PETERSBURG, Va. — A Petersburg man who forged a federal judge’s signature was allowed to remain free for mental health treatment that apparently has been less than successful.
Joshua C. Brady, 27, had been charged with impersonating a CIA officer and recruiting others to rob banks for the intelligence agency. Those charges were dropped after it was determined he has serious psychiatric problems.
Instead, he was allowed to plead guilty to forging the signature of U.S. District Judge Robert E. Payne in an effort to win back his cellphone service. On May 8, he was sentenced to time served and placed on supervised release.
Now Brady is back in custody, charged with impersonating a Department of Homeland Security agent last month in a bizarre and unclear scheme involving the St. Francis Medical Center in Midlothian and the VCU Medical Center in Richmond.
Details were not available in a four-page criminal complaint filed June 26 by a real Homeland Security special agent who alleged Brady was posing as someone named Jacob Attlinger.
But according to the June 26 complaint, “Attlinger” asked VCU police for a room in the hospital’s critical care department that could be equipped with audio and video surveillance for an undercover operation to start on June 27.
Brady allegedly asked the security manager at St. Francis for a hospital room to conduct an undercover operation.
The complaint then alleges that investigators interviewed a woman said to be an associate of Brady’s and that she told them Brady had food delivered to her husband’s hospital room last month.
Authorities would not comment beyond the information in the complaint, a page of which has been redacted.
The woman, who is apparently not facing any charges, said that after her husband died on June 6, she met Brady at a Starbucks in Chester where he helped her with acquiring her late husband’s military discharge form.

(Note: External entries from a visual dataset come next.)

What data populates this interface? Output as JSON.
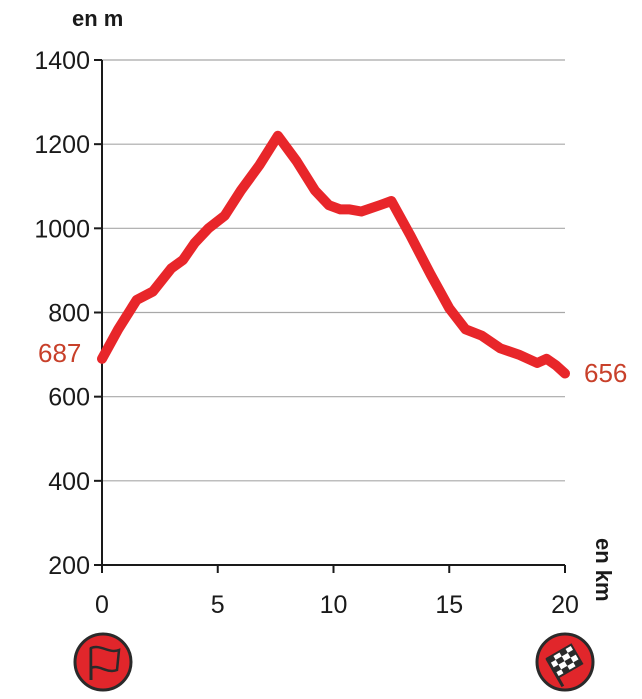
{
  "chart_data": {
    "type": "line",
    "ylabel": "en m",
    "xlabel": "en km",
    "xlim": [
      0,
      20
    ],
    "ylim": [
      200,
      1400
    ],
    "xticks": [
      "0",
      "5",
      "10",
      "15",
      "20"
    ],
    "yticks": [
      "200",
      "400",
      "600",
      "800",
      "1000",
      "1200",
      "1400"
    ],
    "grid": true,
    "series": [
      {
        "color": "#e8262a",
        "x": [
          0,
          0.7,
          1.5,
          2.2,
          3.0,
          3.5,
          4.0,
          4.6,
          5.3,
          6.0,
          6.8,
          7.6,
          8.4,
          9.2,
          9.8,
          10.3,
          10.7,
          11.2,
          12.0,
          12.5,
          13.3,
          14.2,
          15.0,
          15.7,
          16.4,
          17.2,
          18.0,
          18.8,
          19.2,
          19.6,
          20.0
        ],
        "y": [
          690,
          760,
          830,
          850,
          905,
          925,
          965,
          1000,
          1030,
          1090,
          1150,
          1220,
          1160,
          1090,
          1055,
          1045,
          1045,
          1040,
          1055,
          1065,
          985,
          890,
          810,
          760,
          745,
          715,
          700,
          680,
          690,
          675,
          655
        ]
      }
    ],
    "annotations": {
      "start_value": "687",
      "end_value": "656",
      "color": "#c8402a"
    },
    "icons": {
      "start": "start-flag-icon",
      "finish": "checkered-flag-icon"
    }
  }
}
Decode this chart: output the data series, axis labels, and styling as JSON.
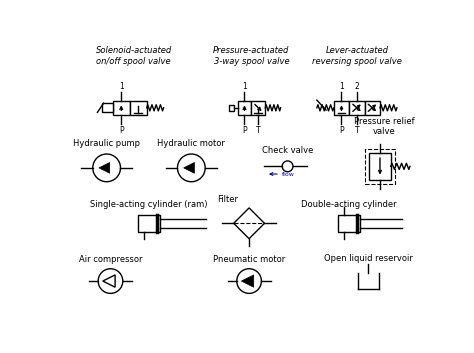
{
  "background_color": "#ffffff",
  "line_color": "#000000",
  "text_color": "#000000",
  "flow_color": "#0000cc",
  "fig_width": 4.74,
  "fig_height": 3.53,
  "dpi": 100,
  "labels": {
    "solenoid_valve": "Solenoid-actuated\non/off spool valve",
    "pressure_valve": "Pressure-actuated\n3-way spool valve",
    "lever_valve": "Lever-actuated\nreversing spool valve",
    "hyd_pump": "Hydraulic pump",
    "hyd_motor": "Hydraulic motor",
    "check_valve": "Check valve",
    "relief_valve": "Pressure relief\nvalve",
    "single_cyl": "Single-acting cylinder (ram)",
    "filter": "Filter",
    "double_cyl": "Double-acting cylinder",
    "air_comp": "Air compressor",
    "pneu_motor": "Pneumatic motor",
    "reservoir": "Open liquid reservoir"
  }
}
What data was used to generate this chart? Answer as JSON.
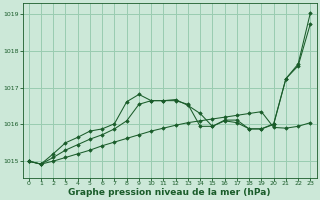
{
  "background_color": "#cce8d8",
  "grid_color": "#99ccb0",
  "line_color": "#1a5c2a",
  "xlabel": "Graphe pression niveau de la mer (hPa)",
  "xlabel_fontsize": 6.5,
  "ylim": [
    1014.55,
    1019.3
  ],
  "xlim": [
    -0.5,
    23.5
  ],
  "yticks": [
    1015,
    1016,
    1017,
    1018,
    1019
  ],
  "xticks": [
    0,
    1,
    2,
    3,
    4,
    5,
    6,
    7,
    8,
    9,
    10,
    11,
    12,
    13,
    14,
    15,
    16,
    17,
    18,
    19,
    20,
    21,
    22,
    23
  ],
  "series": [
    {
      "x": [
        0,
        1,
        2,
        3,
        4,
        5,
        6,
        7,
        8,
        9,
        10,
        11,
        12,
        13,
        14,
        15,
        16,
        17,
        18,
        19,
        20,
        21,
        22,
        23
      ],
      "y": [
        1015.0,
        1014.92,
        1015.0,
        1015.1,
        1015.2,
        1015.3,
        1015.42,
        1015.52,
        1015.62,
        1015.72,
        1015.82,
        1015.9,
        1015.98,
        1016.05,
        1016.1,
        1016.15,
        1016.2,
        1016.25,
        1016.3,
        1016.35,
        1015.92,
        1015.9,
        1015.95,
        1016.05
      ]
    },
    {
      "x": [
        0,
        1,
        2,
        3,
        4,
        5,
        6,
        7,
        8,
        9,
        10,
        11,
        12,
        13,
        14,
        15,
        16,
        17,
        18,
        19,
        20,
        21,
        22,
        23
      ],
      "y": [
        1015.0,
        1014.92,
        1015.1,
        1015.3,
        1015.45,
        1015.6,
        1015.72,
        1015.88,
        1016.1,
        1016.55,
        1016.65,
        1016.65,
        1016.65,
        1016.55,
        1015.95,
        1015.95,
        1016.1,
        1016.05,
        1015.88,
        1015.88,
        1016.0,
        1017.25,
        1017.6,
        1018.75
      ]
    },
    {
      "x": [
        0,
        1,
        2,
        3,
        4,
        5,
        6,
        7,
        8,
        9,
        10,
        11,
        12,
        13,
        14,
        15,
        16,
        17,
        18,
        19,
        20,
        21,
        22,
        23
      ],
      "y": [
        1015.0,
        1014.92,
        1015.2,
        1015.5,
        1015.65,
        1015.82,
        1015.88,
        1016.02,
        1016.62,
        1016.82,
        1016.65,
        1016.65,
        1016.68,
        1016.52,
        1016.3,
        1015.95,
        1016.12,
        1016.12,
        1015.88,
        1015.88,
        1016.02,
        1017.25,
        1017.65,
        1019.05
      ]
    }
  ]
}
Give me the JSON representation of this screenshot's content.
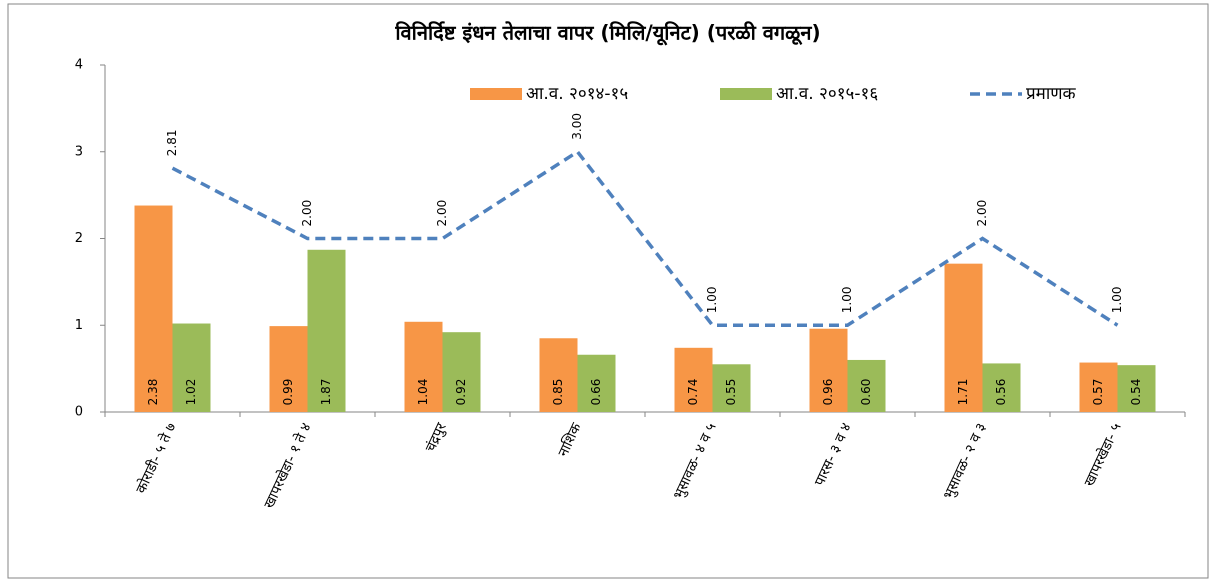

In addition to the new criminal charge, Brady has also been charged with violating the terms of his supervised release in May. He is to appear before U.S. District Judge John A. Gibney Jr. on July 18.
Last year, Brady was indicted for impersonating a government official and three counts of attempted bank robbery after he posed as a CIA agent “and in such assumed and pretended character solicited individuals to rob banks on behalf of the United States.”
In June 2012, Brady allegedly directed the attempted robbery of a Capital One Bank in Fairfax County and SunTrust and BB&T banks in Alexandria, the indictment said.
In papers filed in April, prosecutors noted, “Although there is some disagreement between mental health professionals about Brady’s diagnosis, there is complete agreement that he suffers from serious mental health problems that provide him with a defense to attempted bank robbery and false impersonation charges.”
Officials said psychologists found that Brady was diagnosed with delusional disorder, schizotypal personality disorder, post traumatic stress disorder and paranoid schizophrenia.
Prosecutors, however, wrote that Brady has the capacity to lie and deceive others into the attempted bank robberies and that he even attempted to deceive a psychologist who evaluated him.
He was allowed to plead guilty to forging Payne’s signature under an agreement in which prosecutors recommended a sentence of seven months already served — sentencing guidelines called for a term of two to eight months — followed by three years of supervised probation.
However, on Monday, a probation officer reported that while Brady had cooperated with his intensive treatment under the care of a therapist and psychiatrist, he had been arrested on the new impersonation charge.
A sentencing memorandum filed by his lawyer in April said Brady lived at home with his mother and stepfather, who support him, and that he had struggled for many years with undetected mental health issues.